Untuk lebih memahami pengertian
Ilmu (science) di bawah ini akan dikemukakan beberapa pengertian :
Ø
“Ilmu adalah pengetahuan tentang sesuatu bidang yang
disusun secara bersistem menurut metode-metode tertentu yang dapat digunakan
untuk menerangkan gejala-gejala tertentu dibidang (pengetahuan) itu”
(Kamus Besar Bahasa Indonesia)
Ø
“Science is knowledge arranged in a system, especially
obtained by observation and testing of fact” (And English reader’s dictionary)
Ø
“Science is a systematized knowledge obtained by study,
observation, experiment” (Webster’s super New School and Office Dictionary)
dari pengertian di atas nampak
bahwa Ilmu memang mengandung arti pengetahuan, tapi pengetahuan dengan ciri-ciri
khusus yaitu yang tersusun secara sistematis atau menurut Moh Hatta (1954 : 5)
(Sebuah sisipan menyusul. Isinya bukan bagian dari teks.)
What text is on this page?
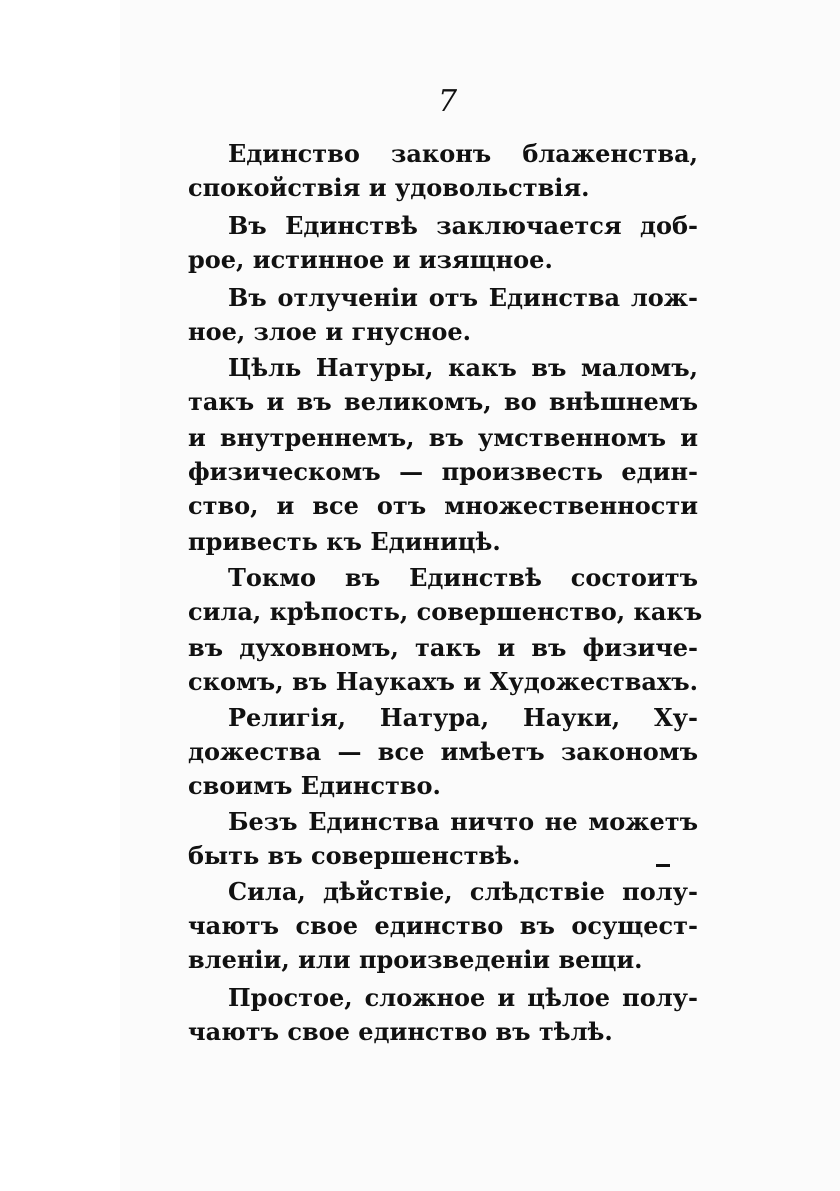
7
Единство законъ блаженства,
спокойствія и удовольствія.
Въ Единствѣ заключается доб-
рое, истинное и изящное.
Въ отлученіи отъ Единства лож-
ное, злое и гнусное.
Цѣль Натуры, какъ въ маломъ,
такъ и въ великомъ, во внѣшнемъ
и внутреннемъ, въ умственномъ и
физическомъ — произвесть един-
ство, и все отъ множественности
привесть къ Единицѣ.
Токмо въ Единствѣ состоитъ
сила, крѣпость, совершенство, какъ
въ духовномъ, такъ и въ физиче-
скомъ, въ Наукахъ и Художествахъ.
Религія, Натура, Науки, Ху-
дожества — все имѣетъ закономъ
своимъ Единство.
Безъ Единства ничто не можетъ
быть въ совершенствѣ.
Сила, дѣйствіе, слѣдствіе полу-
чаютъ свое единство въ осущест-
вленіи, или произведеніи вещи.
Простое, сложное и цѣлое полу-
чаютъ свое единство въ тѣлѣ.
“Pengetahuan yang didapat dengan jalan keterangan disebut Ilmu”.
B. Kedudukan Ilmu
Menurut Islam
Ilmu menempati kedudukan yang
sangat penting dalam ajaran islam , hal ini terlihat dari banyaknya ayat Al-Qur’an
yang memandang orang berilmu dalam posisi yang tinggi dan mulia disamping
hadis-hadis nabi yang banyak memberi dorongan bagi umatnya untuk terus menuntut
ilmu.
Di dalam Al-Qur’an , kata ilmu
dan kata-kata jadianya di gunakan lebih dari 780 kali , ini bermakna bahwa
ajaran Islam sebagaimana tercermin dari Al-Qur’an sangat kental dengan nuansa
nuansa yang berkaitan dengan ilmu, sehingga dapat menjadi ciri penting dari agama Islam sebagamana
dikemukakan oleh Dr Mahadi Ghulsyani (1995: 39) sebagai berikut :
“Salah satu
ciri yang membedakan Islam dengan yang lainnya adalah penekanannya terhadap
masalah ilmu (sains), Al quran dan Al –sunah mengajak kaum muslim untuk mencari
dan mendapatkan Ilmu dan kearifan ,serta menempatkan orang-orang yang
berpengetahuan pada derajat tinggi”
Allah SWT
berfirman dalam Al-Qur’an surat Al-Mujadalah ayat 11 yang artinya:
“Allah
meninggikan baeberapa derajat (tingkatan) orang-orang yang beriman diantara
kamu dan orang-orang yang berilmu (diberi ilmu pengetahuan), dan Allah maha
mengetahui apa yang kamu kerjakan”
Ayat di atas dengan jelas
menunjukan bahwa orang yang beriman dan berilmu akan memperoleh kedudukan yang tinggi. Keimanan yang
dimiliki seseorang akan menjadi pendorong untuk menuntut Ilmu ,dan Ilmu yang
dimiliki seseorang akan membuat dia sadar betapa kecilnya manusia dihadapan Allah
,sehingga akan tumbuh rasa takut kepada Allah bila melakukan hal-hal yang
dilarangnya, hal ini sejalan dengan firman Allah:
“sesungguhnya
yang takut kepada Allah diantara hamba –hambanya hanyaklah ulama (orang
berilmu)” (surat faatir :
28)
Disamping ayat –ayat Al-Qur’an
yang memposisikan Ilmu dan orang berilmu sangat istimewa, Al-Qur’an juga
mendorong umat islam untuk berdo’a agar ditambahi ilmu, seperti tercantum
dalam Al-Qur’an surat Thaha ayat 114 yang artinya :
“dan
katakanlah, tuhanku ,tambahkanlah kepadaku ilmu penggetahuan “.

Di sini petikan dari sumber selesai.